Although Tropical Cyclones (Tropical Storms and Hurricanes) are notorious for their powerful winds, their deadliest and most damaging component is flooding.
Because these storms often originate in the maritime tropical regions of the Atlantic, they carry deep tropical moisture with them. As a result they can dump extremely heavy rains that can lead to flash flooding. In Bermuda, low-lying areas can flood easily at high tide. As seen around the canal in Pembroke. Additionally, rock slides and wall collapses have also recently been observed, potentially linked to heavy rain events. Heavy rain can result in flood waters entering homes, businesses, and vehicles causing extensive damage, even if nothing is swept away.
Meanwhile, the violent winds in a Tropical Cyclones frequently whip up large swells, hazardous rip currents, and coastal erosion – even when a storm is far out at sea making things dangerous for mariners and beach-goers. If a nearby storm generates a period of powerful onshore winds, a storm surge can be produced. These onshore winds push and pile up the sea against a coastline, it is measured above the mean high tide mark. This too can enter homes, businesses, and vehicles causing flood damage – however it is frequently accompanied by large, battering waves that can cause additional damage. Storm surge from Hurricane Fabian (2003) washed away a part of the Causeway, flooded the Airport, and caused extensive beach erosion claiming or severely damaging several South Shore residences and businesses.
Flooding, from either heavy rain or storm surge, can cause extensive erosion of roads and foundations. Additionally, muddy/sandy water may hide dangerous obstacles like debris, power lines or areas where roads have been washed away. Meanwhile, even shallow flowing water can be powerful enough to sweep people off their feet, potentially leading to life-threatening situations.
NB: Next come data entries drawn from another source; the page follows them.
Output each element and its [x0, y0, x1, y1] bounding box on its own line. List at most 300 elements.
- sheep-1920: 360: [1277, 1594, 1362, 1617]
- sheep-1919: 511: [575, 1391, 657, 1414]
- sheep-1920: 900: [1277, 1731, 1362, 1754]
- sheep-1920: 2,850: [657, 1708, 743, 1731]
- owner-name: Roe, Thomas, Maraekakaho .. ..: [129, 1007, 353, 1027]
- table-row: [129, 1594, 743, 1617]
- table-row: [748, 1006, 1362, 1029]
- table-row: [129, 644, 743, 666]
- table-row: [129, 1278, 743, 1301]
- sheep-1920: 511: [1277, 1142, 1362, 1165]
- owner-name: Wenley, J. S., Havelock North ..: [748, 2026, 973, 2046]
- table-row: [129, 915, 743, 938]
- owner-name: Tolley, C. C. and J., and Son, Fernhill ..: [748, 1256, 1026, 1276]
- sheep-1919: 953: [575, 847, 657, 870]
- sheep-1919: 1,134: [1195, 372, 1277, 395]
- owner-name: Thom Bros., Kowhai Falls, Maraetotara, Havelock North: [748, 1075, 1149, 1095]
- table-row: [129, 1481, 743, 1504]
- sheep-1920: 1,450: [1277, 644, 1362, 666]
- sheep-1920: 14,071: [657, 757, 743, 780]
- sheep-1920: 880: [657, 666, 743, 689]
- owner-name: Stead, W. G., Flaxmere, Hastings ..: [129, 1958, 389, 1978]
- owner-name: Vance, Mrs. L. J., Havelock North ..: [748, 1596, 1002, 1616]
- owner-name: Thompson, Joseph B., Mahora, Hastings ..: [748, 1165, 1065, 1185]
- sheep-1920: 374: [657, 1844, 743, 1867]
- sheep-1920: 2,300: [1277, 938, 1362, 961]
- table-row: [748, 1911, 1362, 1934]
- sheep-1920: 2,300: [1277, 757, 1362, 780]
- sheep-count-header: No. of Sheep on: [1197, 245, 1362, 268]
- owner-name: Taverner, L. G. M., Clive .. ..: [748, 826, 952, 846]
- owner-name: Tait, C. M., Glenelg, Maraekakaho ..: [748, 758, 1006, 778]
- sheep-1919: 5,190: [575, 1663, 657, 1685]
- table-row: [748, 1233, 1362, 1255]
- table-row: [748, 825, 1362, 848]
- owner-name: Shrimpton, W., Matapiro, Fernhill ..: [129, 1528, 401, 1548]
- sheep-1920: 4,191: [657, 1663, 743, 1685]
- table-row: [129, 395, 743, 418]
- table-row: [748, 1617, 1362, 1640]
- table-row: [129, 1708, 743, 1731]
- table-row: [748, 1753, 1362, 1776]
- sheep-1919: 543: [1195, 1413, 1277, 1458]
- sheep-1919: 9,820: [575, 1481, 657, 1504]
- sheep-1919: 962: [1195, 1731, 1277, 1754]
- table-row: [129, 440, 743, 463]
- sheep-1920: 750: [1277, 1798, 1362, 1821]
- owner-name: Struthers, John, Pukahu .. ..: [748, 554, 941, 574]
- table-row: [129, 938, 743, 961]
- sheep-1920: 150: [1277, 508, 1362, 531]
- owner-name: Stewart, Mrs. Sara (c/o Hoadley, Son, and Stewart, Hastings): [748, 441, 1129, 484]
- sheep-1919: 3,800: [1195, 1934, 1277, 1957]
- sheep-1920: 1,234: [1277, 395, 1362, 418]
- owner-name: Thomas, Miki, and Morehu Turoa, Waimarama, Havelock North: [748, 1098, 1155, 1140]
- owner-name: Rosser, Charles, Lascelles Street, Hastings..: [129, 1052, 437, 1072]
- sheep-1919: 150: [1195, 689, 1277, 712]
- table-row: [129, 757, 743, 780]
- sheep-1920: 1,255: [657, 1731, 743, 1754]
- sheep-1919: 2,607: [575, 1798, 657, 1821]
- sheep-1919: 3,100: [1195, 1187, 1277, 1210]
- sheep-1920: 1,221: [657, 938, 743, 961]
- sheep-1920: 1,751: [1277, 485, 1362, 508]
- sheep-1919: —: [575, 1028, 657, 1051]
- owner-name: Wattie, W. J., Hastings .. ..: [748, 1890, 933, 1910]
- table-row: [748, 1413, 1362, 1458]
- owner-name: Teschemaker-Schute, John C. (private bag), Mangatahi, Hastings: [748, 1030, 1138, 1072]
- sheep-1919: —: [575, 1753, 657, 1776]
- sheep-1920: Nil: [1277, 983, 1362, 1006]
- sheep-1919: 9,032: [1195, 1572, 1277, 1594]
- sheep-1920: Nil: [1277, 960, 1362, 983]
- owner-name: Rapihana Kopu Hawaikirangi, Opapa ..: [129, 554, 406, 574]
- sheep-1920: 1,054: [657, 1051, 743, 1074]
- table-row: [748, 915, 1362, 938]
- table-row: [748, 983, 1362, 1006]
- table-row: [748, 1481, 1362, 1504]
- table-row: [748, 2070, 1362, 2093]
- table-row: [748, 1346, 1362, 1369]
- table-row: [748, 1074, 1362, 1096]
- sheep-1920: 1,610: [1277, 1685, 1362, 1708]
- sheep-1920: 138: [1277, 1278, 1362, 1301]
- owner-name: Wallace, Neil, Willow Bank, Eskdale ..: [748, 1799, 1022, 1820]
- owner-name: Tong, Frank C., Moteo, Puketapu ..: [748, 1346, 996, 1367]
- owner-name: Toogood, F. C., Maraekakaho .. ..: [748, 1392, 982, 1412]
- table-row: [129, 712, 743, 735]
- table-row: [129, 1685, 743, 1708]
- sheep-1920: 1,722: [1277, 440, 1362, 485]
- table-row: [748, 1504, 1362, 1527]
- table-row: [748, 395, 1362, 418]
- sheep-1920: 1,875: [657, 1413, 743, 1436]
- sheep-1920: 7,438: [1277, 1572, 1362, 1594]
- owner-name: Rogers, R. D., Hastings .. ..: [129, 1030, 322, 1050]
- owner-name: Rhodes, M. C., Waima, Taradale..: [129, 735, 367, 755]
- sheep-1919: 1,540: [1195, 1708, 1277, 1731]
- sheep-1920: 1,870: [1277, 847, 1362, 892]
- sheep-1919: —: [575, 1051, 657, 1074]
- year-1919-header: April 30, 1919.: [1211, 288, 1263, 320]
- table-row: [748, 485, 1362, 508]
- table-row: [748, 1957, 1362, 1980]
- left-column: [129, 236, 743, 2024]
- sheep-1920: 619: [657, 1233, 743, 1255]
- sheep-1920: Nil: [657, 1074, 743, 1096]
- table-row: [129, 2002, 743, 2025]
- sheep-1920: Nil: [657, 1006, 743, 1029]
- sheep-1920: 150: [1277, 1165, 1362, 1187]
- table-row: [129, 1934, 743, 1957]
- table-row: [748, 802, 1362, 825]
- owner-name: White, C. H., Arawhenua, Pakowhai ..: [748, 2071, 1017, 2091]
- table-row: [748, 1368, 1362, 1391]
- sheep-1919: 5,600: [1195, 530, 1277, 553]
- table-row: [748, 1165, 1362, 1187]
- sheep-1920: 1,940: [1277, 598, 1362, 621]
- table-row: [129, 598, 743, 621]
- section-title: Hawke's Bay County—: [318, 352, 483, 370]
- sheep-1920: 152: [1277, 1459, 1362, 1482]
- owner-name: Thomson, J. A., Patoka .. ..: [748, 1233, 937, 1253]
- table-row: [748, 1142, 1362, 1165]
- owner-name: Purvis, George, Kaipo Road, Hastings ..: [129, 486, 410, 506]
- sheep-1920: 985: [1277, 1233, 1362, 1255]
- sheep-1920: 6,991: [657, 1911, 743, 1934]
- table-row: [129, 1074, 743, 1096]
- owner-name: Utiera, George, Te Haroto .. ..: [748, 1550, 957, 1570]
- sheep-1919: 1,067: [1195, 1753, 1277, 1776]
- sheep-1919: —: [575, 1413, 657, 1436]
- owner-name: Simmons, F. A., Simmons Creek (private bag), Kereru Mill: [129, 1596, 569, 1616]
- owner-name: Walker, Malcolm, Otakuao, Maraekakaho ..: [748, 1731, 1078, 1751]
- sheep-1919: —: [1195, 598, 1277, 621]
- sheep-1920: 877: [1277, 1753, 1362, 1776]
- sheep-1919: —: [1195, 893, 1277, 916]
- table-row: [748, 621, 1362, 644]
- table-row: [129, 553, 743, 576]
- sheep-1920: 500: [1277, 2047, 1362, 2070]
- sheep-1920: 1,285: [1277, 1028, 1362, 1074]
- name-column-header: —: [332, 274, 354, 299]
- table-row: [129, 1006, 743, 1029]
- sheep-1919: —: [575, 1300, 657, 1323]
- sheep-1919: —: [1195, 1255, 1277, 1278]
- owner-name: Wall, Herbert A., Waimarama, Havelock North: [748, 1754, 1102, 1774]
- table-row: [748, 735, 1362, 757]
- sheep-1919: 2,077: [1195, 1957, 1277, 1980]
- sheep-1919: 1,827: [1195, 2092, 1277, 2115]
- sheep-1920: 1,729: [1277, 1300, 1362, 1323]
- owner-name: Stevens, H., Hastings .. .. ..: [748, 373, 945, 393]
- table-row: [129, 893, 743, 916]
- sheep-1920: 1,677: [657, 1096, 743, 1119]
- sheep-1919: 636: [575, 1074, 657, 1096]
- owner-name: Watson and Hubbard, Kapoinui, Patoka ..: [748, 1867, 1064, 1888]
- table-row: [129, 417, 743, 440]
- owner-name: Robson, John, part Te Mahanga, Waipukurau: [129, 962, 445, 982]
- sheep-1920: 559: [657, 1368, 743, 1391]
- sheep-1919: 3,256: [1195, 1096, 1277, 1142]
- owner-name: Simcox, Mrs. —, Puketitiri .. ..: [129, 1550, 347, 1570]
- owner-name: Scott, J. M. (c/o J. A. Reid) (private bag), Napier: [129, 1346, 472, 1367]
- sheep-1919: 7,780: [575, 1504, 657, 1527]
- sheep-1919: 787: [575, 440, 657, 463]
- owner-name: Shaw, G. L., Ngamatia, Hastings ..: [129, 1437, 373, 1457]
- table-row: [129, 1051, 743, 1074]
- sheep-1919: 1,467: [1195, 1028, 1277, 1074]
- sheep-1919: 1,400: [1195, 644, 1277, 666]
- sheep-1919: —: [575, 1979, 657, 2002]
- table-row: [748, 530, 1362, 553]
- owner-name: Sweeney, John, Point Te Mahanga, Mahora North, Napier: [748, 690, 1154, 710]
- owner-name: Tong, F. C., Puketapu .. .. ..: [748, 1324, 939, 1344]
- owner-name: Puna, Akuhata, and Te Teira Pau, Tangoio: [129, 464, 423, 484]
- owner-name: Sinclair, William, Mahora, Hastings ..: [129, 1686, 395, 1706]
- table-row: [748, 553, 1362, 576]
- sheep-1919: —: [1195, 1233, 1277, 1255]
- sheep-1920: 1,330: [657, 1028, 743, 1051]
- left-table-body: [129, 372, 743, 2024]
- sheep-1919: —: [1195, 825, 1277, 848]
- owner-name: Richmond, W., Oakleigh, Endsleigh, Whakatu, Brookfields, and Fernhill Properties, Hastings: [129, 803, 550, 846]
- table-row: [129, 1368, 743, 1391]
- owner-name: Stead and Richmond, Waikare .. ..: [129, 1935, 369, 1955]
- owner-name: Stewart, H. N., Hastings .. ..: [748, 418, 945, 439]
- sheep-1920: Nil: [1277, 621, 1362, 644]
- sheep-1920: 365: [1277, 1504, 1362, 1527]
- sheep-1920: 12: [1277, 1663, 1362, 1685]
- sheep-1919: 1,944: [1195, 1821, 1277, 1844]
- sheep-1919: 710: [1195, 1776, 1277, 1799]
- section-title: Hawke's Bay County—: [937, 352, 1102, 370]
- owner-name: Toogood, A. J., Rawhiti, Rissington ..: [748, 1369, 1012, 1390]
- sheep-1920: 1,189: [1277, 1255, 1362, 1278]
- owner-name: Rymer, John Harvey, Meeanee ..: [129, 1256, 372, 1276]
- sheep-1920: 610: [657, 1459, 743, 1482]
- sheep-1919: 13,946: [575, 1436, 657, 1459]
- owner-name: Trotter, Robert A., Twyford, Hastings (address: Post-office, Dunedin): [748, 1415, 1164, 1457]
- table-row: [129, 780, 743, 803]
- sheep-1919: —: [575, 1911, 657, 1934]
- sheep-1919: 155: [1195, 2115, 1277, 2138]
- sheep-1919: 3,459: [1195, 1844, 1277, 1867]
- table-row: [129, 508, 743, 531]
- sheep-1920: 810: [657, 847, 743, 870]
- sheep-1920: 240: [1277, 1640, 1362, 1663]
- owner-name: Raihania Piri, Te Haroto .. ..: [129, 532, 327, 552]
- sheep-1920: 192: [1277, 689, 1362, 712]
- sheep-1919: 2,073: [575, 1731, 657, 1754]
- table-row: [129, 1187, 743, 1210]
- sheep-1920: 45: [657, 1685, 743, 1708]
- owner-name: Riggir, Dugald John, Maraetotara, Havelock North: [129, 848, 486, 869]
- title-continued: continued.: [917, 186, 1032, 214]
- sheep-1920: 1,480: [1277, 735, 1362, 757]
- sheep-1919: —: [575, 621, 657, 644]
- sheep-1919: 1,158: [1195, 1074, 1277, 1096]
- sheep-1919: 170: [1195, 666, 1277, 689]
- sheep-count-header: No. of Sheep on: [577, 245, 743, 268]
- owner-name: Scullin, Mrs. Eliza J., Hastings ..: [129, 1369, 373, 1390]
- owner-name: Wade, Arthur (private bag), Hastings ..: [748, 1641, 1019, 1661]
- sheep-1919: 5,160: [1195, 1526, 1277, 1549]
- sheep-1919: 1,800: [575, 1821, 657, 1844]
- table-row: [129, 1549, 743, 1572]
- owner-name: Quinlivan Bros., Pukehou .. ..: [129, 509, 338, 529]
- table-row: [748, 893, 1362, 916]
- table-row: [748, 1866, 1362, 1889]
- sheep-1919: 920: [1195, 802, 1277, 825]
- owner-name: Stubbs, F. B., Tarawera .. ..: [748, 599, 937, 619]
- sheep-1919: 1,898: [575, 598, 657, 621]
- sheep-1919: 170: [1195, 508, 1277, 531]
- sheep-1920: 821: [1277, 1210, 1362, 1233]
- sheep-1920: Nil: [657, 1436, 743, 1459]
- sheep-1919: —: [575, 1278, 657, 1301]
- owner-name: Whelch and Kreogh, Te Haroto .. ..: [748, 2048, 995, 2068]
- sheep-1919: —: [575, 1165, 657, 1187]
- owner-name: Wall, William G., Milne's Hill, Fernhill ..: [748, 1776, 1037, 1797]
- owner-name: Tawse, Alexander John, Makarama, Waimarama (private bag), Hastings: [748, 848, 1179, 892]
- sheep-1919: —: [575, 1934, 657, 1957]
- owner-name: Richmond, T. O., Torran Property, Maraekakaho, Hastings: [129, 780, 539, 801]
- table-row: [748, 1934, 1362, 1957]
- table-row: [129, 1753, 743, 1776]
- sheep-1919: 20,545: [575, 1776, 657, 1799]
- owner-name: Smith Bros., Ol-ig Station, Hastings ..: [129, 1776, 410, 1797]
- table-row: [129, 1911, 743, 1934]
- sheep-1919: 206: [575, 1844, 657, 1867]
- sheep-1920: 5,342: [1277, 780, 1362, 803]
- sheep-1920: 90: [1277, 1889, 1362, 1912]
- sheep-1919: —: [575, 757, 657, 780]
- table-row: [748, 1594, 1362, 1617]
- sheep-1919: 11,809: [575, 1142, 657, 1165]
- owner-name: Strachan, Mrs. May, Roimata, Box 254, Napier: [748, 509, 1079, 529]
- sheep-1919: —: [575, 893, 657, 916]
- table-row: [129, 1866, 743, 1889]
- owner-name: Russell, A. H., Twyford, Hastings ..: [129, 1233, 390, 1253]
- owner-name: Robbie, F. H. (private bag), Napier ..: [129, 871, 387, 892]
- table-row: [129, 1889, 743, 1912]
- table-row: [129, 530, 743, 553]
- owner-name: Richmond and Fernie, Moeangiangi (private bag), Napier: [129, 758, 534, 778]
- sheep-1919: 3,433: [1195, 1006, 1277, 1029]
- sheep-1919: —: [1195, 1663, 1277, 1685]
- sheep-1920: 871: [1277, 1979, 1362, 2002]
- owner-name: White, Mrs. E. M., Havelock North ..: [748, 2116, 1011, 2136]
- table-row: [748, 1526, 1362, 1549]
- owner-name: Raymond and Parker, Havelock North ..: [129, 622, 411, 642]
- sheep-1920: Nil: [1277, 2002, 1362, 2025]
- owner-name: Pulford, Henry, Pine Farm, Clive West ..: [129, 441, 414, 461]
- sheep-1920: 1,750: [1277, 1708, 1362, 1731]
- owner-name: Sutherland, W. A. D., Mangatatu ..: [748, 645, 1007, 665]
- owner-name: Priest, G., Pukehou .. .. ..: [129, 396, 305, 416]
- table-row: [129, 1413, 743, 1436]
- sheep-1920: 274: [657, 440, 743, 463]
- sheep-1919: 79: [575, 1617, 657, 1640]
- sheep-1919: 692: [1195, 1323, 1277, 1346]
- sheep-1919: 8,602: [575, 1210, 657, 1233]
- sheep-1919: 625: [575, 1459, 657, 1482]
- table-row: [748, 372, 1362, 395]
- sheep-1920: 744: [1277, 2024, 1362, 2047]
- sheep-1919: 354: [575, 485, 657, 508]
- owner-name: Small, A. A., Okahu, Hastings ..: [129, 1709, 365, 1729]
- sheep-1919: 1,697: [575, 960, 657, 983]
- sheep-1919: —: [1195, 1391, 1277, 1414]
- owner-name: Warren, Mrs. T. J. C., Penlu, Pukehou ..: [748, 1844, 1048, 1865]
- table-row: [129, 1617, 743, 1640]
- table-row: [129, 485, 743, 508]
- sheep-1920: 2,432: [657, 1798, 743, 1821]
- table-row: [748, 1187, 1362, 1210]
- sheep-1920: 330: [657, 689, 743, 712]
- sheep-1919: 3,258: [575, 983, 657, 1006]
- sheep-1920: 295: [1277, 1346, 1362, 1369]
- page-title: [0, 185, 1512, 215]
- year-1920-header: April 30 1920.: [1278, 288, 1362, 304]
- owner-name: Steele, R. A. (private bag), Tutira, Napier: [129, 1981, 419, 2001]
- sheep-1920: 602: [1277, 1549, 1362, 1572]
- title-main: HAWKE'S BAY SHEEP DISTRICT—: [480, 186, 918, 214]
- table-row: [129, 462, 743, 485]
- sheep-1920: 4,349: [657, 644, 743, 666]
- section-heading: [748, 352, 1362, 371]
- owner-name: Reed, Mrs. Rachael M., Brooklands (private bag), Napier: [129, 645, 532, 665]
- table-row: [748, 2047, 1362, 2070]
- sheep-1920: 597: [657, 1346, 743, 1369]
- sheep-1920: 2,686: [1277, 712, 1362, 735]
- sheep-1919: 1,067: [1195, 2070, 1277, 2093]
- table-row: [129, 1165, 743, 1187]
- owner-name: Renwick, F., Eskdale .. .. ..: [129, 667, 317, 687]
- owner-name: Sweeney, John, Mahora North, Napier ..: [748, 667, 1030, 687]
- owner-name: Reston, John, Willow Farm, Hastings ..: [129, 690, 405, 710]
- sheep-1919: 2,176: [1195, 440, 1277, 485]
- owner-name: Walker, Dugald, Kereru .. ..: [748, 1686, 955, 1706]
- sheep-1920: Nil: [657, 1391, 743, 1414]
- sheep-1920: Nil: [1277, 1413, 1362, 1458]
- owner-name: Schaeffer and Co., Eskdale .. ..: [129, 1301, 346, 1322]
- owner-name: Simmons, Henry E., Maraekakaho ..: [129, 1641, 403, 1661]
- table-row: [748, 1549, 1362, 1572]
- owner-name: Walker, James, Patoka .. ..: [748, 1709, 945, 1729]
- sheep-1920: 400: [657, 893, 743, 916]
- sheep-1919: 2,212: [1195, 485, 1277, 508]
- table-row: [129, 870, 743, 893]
Avoid being in a flooding situation by evacuating low-lying coastal and inland areas prior to the approach of a Tropical Cyclone. Keep up to date with Emergency Measures Organization updates to know where and when shelters become available. Of course, monitor products issued by the Bermuda Weather Service and the National Hurricane Center (a US government operation out of Miami, FL) throughout the year, particularly their Tropical products during Hurricane Season. Heed watches and warnings as they are posted, take necessary precautions to protect life and property, and take the power of water seriously.